Date: June 15, 2023
Place: New Delhi
SBI Mutual Fund, the most prominent asset manager in India, projects a bullish performance for the Indian rupee throughout the remaining half of 2023, thanks to the subsiding oil prices and reduced intervention from the central bank. Namrata Mittal, chief economist at SBI Mutual Fund, suggests the rupee could potentially surge to 80 per dollar by the year-end, marking its first yearly appreciation since 2017.
A significant drop in crude oil prices is enhancing India’s current account status. The country, which usually depends on inflows into its equity market to mitigate perennial deficits, has seen an improvement in its balance of payments. Furthermore, the surge in services exports, which has become an increasingly important factor in recent months, contributes to this improved economic outlook.

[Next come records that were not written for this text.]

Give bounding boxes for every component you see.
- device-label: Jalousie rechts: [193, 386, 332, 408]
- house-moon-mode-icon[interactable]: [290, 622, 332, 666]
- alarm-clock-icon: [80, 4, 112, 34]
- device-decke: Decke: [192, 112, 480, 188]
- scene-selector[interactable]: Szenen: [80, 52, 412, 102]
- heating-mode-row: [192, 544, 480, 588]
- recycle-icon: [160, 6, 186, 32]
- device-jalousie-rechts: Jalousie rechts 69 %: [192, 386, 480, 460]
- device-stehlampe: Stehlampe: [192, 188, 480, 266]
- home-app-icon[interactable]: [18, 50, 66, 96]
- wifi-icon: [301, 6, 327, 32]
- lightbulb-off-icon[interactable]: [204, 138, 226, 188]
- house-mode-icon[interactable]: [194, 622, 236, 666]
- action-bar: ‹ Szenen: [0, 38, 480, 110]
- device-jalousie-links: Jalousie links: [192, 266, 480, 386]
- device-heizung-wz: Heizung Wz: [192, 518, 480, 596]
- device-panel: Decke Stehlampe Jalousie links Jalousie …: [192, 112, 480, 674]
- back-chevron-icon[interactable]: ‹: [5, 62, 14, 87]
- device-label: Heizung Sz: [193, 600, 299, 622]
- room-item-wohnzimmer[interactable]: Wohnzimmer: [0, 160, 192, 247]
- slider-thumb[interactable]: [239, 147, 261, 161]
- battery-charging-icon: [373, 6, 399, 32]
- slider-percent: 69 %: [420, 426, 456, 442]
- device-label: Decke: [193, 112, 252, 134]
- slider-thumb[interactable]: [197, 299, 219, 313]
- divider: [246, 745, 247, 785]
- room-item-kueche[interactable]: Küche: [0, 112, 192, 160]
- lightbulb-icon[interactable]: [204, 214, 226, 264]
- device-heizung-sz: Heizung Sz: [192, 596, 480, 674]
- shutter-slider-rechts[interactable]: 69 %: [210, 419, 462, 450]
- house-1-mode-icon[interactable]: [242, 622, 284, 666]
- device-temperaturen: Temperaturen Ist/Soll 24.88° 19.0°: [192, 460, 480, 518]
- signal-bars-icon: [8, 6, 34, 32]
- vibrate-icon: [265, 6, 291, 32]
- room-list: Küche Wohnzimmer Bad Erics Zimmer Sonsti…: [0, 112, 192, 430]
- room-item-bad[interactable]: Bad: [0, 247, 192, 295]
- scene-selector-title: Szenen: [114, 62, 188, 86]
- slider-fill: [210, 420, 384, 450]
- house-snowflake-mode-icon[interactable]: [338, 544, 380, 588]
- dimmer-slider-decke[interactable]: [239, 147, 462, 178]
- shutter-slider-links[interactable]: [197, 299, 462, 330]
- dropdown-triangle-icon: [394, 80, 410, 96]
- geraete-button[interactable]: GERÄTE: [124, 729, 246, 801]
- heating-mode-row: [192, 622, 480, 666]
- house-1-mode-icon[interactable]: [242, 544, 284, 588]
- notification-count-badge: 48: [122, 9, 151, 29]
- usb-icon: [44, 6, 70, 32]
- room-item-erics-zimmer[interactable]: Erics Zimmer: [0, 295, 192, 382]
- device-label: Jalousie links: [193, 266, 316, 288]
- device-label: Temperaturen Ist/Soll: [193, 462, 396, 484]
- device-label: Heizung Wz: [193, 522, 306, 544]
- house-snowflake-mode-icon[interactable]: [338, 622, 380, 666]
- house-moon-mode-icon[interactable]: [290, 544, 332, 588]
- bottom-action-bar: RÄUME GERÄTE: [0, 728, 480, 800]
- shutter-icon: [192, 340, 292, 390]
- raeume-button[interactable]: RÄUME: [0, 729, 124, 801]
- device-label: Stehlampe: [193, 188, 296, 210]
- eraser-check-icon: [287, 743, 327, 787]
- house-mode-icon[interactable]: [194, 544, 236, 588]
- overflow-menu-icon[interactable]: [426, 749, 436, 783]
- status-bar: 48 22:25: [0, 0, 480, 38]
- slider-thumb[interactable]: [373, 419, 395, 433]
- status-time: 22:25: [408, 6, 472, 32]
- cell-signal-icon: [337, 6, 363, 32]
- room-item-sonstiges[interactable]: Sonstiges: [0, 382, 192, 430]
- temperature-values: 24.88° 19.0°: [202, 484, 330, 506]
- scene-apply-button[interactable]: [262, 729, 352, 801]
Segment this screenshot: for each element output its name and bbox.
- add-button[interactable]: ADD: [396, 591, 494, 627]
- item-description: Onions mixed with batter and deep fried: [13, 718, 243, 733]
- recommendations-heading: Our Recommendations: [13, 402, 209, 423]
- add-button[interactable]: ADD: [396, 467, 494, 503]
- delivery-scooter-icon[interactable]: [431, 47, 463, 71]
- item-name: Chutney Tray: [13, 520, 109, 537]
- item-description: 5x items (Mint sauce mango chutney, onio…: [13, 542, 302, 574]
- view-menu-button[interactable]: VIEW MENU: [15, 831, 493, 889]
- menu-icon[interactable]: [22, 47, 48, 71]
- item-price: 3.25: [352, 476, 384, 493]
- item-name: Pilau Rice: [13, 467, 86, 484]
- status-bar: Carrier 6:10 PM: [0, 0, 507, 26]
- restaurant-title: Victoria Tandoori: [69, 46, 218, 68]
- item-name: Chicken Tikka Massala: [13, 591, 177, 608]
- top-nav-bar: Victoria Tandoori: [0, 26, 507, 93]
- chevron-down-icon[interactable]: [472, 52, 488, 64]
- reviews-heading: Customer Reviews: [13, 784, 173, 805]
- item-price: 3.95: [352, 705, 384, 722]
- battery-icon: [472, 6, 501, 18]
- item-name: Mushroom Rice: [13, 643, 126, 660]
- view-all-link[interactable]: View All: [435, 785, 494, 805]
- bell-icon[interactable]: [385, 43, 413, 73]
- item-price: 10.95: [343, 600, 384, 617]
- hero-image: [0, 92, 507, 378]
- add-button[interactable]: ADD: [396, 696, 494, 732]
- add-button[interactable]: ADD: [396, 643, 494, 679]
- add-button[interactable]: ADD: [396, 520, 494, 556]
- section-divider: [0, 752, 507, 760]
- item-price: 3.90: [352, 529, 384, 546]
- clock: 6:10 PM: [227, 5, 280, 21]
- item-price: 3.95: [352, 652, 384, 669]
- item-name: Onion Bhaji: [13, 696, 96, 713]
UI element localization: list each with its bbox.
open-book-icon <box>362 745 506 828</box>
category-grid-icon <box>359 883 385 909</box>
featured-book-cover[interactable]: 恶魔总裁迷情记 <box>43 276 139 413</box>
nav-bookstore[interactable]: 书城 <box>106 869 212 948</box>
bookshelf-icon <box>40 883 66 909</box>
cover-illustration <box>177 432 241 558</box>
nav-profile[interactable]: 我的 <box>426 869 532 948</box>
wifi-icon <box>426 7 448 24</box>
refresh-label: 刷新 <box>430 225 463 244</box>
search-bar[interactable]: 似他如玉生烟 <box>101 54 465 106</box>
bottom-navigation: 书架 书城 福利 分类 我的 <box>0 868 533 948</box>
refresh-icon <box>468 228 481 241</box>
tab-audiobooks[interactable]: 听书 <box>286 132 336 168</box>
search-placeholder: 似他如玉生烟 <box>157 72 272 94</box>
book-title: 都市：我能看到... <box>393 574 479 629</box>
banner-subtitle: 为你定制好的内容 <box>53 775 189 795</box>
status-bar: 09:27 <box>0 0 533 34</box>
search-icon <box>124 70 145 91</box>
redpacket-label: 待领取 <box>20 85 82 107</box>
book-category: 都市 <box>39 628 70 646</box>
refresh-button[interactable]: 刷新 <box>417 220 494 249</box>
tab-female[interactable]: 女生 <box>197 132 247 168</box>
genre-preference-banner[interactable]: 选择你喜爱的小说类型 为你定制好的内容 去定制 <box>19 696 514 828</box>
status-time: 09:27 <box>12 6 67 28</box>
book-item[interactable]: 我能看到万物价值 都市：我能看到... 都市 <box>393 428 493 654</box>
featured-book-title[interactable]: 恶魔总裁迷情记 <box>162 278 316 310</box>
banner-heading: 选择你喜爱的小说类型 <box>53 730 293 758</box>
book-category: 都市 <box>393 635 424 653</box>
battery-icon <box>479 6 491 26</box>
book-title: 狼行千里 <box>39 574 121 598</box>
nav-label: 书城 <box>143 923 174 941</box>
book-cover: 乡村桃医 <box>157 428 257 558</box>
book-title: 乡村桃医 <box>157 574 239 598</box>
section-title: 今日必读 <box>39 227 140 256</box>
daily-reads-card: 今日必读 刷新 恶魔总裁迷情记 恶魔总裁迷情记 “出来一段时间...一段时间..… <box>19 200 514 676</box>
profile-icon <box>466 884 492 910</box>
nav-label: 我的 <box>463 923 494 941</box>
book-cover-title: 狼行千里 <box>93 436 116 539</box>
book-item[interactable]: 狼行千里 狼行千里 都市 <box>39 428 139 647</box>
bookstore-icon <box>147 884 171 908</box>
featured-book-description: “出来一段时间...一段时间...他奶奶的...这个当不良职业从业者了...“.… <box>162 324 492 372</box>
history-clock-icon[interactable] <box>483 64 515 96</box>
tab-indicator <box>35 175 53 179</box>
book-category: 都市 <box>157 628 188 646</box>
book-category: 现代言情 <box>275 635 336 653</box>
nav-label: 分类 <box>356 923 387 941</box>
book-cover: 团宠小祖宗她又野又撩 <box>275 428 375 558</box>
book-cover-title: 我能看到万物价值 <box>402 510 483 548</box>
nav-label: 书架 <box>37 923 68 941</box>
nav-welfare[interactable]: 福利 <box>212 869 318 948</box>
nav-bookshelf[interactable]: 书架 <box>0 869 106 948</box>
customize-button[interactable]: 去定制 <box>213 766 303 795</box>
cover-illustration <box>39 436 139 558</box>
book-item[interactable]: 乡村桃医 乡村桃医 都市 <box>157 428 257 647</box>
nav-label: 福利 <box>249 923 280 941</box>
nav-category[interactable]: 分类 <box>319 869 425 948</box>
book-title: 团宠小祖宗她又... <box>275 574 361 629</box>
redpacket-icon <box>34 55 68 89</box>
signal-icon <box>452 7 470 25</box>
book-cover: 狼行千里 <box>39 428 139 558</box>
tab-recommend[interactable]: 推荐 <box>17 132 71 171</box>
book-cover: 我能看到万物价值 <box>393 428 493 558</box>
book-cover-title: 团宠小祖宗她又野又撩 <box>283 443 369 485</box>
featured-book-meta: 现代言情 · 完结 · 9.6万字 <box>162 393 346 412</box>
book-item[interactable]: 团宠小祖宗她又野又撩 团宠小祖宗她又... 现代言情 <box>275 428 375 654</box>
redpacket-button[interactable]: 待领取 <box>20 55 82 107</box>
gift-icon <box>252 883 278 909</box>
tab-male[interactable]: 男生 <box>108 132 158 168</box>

“The balance of payments, which was in a sharp deficit a few quarters ago, could be neutral thanks to a fall in commodity prices and services exports holding up well,” stated Mittal. In the past, the Reserve Bank of India (RBI) has often intervened to amass dollars to prevent a rapid appreciation in the rupee. However, according to Mittal, the central bank may find a gradual strengthening of the rupee more palatable.

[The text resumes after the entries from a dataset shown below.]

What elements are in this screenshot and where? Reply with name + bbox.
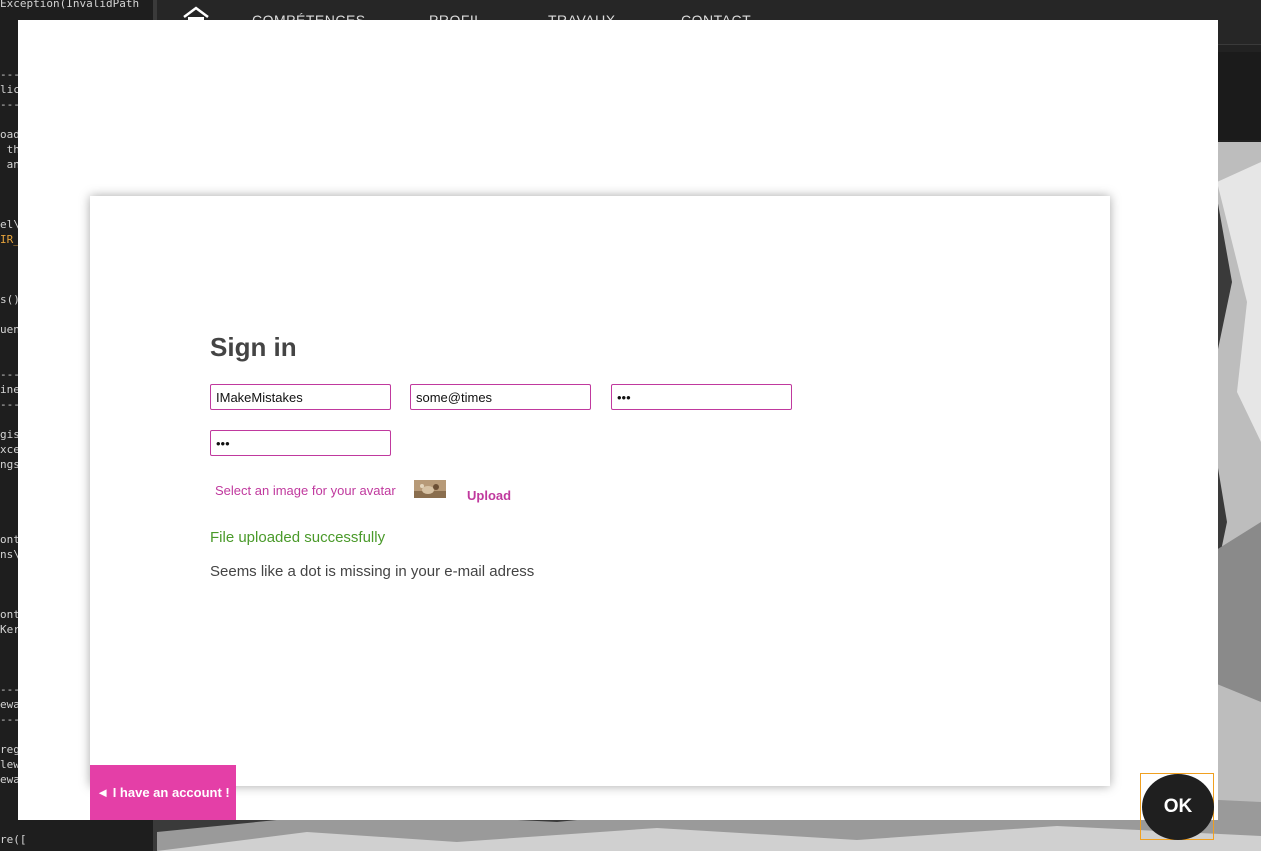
code-line: ns\ bbox=[0, 548, 20, 561]
signin-overlay: Sign in Select an image for your avatar … bbox=[18, 20, 1218, 840]
code-line: ewa bbox=[0, 698, 20, 711]
code-line: --- bbox=[0, 98, 20, 111]
code-line: --- bbox=[0, 713, 20, 726]
code-line: --- bbox=[0, 368, 20, 381]
avatar-preview-image bbox=[414, 480, 446, 498]
code-line: uen bbox=[0, 323, 20, 336]
username-field[interactable] bbox=[210, 384, 391, 410]
code-line: ont bbox=[0, 533, 20, 546]
code-line: xce bbox=[0, 443, 20, 456]
upload-button[interactable]: Upload bbox=[467, 488, 511, 503]
have-account-button[interactable]: ◄ I have an account ! bbox=[90, 765, 236, 820]
code-line: s() bbox=[0, 293, 20, 306]
code-line: Ker bbox=[0, 623, 20, 636]
code-line: gis bbox=[0, 428, 20, 441]
code-line: --- bbox=[0, 683, 20, 696]
code-line: --- bbox=[0, 398, 20, 411]
code-line: oad bbox=[0, 128, 20, 141]
signin-card: Sign in Select an image for your avatar … bbox=[90, 196, 1214, 840]
code-line: --- bbox=[0, 68, 20, 81]
code-line: re([ bbox=[0, 833, 27, 846]
code-line: an bbox=[0, 158, 20, 171]
code-line: lic bbox=[0, 83, 20, 96]
code-line: ngs bbox=[0, 458, 20, 471]
code-line: el\ bbox=[0, 218, 20, 231]
code-line: lew bbox=[0, 758, 20, 771]
code-line: reg bbox=[0, 743, 20, 756]
ok-button[interactable]: OK bbox=[1142, 774, 1214, 840]
avatar-select-label[interactable]: Select an image for your avatar bbox=[215, 483, 396, 498]
code-line: ewa bbox=[0, 773, 20, 786]
code-line: Exception(InvalidPath bbox=[0, 0, 140, 10]
code-line: th bbox=[0, 143, 20, 156]
email-error-message: Seems like a dot is missing in your e-ma… bbox=[210, 563, 535, 580]
code-line: IR_ bbox=[0, 233, 20, 246]
code-line: ont bbox=[0, 608, 20, 621]
password-field[interactable] bbox=[611, 384, 792, 410]
code-line: ine bbox=[0, 383, 20, 396]
upload-success-message: File uploaded successfully bbox=[210, 529, 386, 546]
page-title: Sign in bbox=[210, 332, 297, 362]
email-field[interactable] bbox=[410, 384, 591, 410]
password-confirm-field[interactable] bbox=[210, 430, 391, 456]
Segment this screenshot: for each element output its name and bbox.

Mittal explained that the RBI generally opposes drastic currency fluctuations. “RBI is not in favor of sharp movements,” she commented. “If there is sharp appreciation pressure, they will intervene.”

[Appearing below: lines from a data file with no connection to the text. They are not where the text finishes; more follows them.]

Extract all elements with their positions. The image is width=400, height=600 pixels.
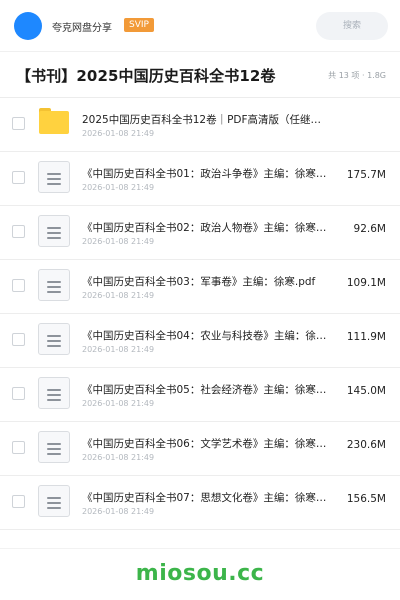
file-name[interactable]: 《中国历史百科全书06：文学艺术卷》主编：徐寒.p… <box>82 436 328 451</box>
file-row[interactable]: 《中国历史百科全书07：思想文化卷》主编：徐寒.p… 2026-01-08 21:… <box>0 476 400 530</box>
file-row[interactable]: 《中国历史百科全书02：政治人物卷》主编：徐寒.p… 2026-01-08 21:… <box>0 206 400 260</box>
file-row[interactable]: 《中国历史百科全书04：农业与科技卷》主编：徐寒.… 2026-01-08 21:… <box>0 314 400 368</box>
file-name[interactable]: 《中国历史百科全书03：军事卷》主编：徐寒.pdf <box>82 274 328 289</box>
file-row[interactable]: 《中国历史百科全书06：文学艺术卷》主编：徐寒.p… 2026-01-08 21:… <box>0 422 400 476</box>
folder-row[interactable]: 2025中国历史百科全书12卷｜PDF高清版（任继… 2026-01-08 21:… <box>0 98 400 152</box>
file-name[interactable]: 《中国历史百科全书01：政治斗争卷》主编：徐寒.p… <box>82 166 328 181</box>
row-checkbox[interactable] <box>12 441 25 454</box>
file-size: 111.9M <box>346 331 386 343</box>
page-title: 【书刊】2025中国历史百科全书12卷 <box>16 67 276 85</box>
row-checkbox[interactable] <box>12 225 25 238</box>
document-icon <box>38 431 70 463</box>
file-name[interactable]: 《中国历史百科全书05：社会经济卷》主编：徐寒.p… <box>82 382 328 397</box>
file-date: 2026-01-08 21:49 <box>82 345 155 354</box>
share-title-bar: 【书刊】2025中国历史百科全书12卷 共 13 项 · 1.8G <box>0 52 400 98</box>
file-date: 2026-01-08 21:49 <box>82 129 155 138</box>
row-checkbox[interactable] <box>12 171 25 184</box>
file-name[interactable]: 《中国历史百科全书02：政治人物卷》主编：徐寒.p… <box>82 220 328 235</box>
file-name[interactable]: 2025中国历史百科全书12卷｜PDF高清版（任继… <box>82 112 344 127</box>
file-name[interactable]: 《中国历史百科全书07：思想文化卷》主编：徐寒.p… <box>82 490 328 505</box>
share-meta: 共 13 项 · 1.8G <box>328 71 386 80</box>
file-date: 2026-01-08 21:49 <box>82 399 155 408</box>
search-input[interactable]: 搜索 <box>316 12 388 40</box>
row-checkbox[interactable] <box>12 117 25 130</box>
footer: miosou.cc <box>0 548 400 600</box>
row-checkbox[interactable] <box>12 495 25 508</box>
row-checkbox[interactable] <box>12 387 25 400</box>
file-size: 109.1M <box>346 277 386 289</box>
document-icon <box>38 323 70 355</box>
file-date: 2026-01-08 21:49 <box>82 291 155 300</box>
document-icon <box>38 215 70 247</box>
document-icon <box>38 377 70 409</box>
document-icon <box>38 161 70 193</box>
watermark-text: miosou.cc <box>135 561 265 586</box>
file-row[interactable]: 《中国历史百科全书03：军事卷》主编：徐寒.pdf 2026-01-08 21:4… <box>0 260 400 314</box>
file-list: 2025中国历史百科全书12卷｜PDF高清版（任继… 2026-01-08 21:… <box>0 98 400 530</box>
sharer-name[interactable]: 夸克网盘分享 <box>52 19 112 34</box>
file-size: 230.6M <box>346 439 386 451</box>
file-size: 175.7M <box>346 169 386 181</box>
file-size: 145.0M <box>346 385 386 397</box>
file-date: 2026-01-08 21:49 <box>82 507 155 516</box>
file-date: 2026-01-08 21:49 <box>82 453 155 462</box>
file-row[interactable]: 《中国历史百科全书05：社会经济卷》主编：徐寒.p… 2026-01-08 21:… <box>0 368 400 422</box>
file-row[interactable]: 《中国历史百科全书01：政治斗争卷》主编：徐寒.p… 2026-01-08 21:… <box>0 152 400 206</box>
file-date: 2026-01-08 21:49 <box>82 237 155 246</box>
file-name[interactable]: 《中国历史百科全书04：农业与科技卷》主编：徐寒.… <box>82 328 328 343</box>
avatar[interactable] <box>14 12 42 40</box>
file-size: 156.5M <box>346 493 386 505</box>
file-date: 2026-01-08 21:49 <box>82 183 155 192</box>
row-checkbox[interactable] <box>12 333 25 346</box>
row-checkbox[interactable] <box>12 279 25 292</box>
svip-badge: SVIP <box>124 18 154 32</box>
folder-icon <box>39 108 69 134</box>
document-icon <box>38 269 70 301</box>
document-icon <box>38 485 70 517</box>
file-size: 92.6M <box>353 223 386 235</box>
share-header: 夸克网盘分享 SVIP 搜索 <box>0 0 400 52</box>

Her outlook aligns with predictions from other market analysts. For instance, Citigroup expects the rupee to recover from its historical lows as the RBI reduces its dollar acquisitions. Meanwhile, Bloomberg Intelligence forecasts the rupee to strengthen to slightly below 80 per dollar by March 2024.
The rupee has already shown signs of this predicted strengthening, with a 0.8% gain this year, making it one of the two Asian currencies that have appreciated against the US dollar. On Wednesday, the currency closed 0.3% stronger at 82.1062.
This trend bodes well for India’s economic recovery, but experts also highlight the importance of maintaining stability in these improvements to ensure sustainable growth in the longer term.”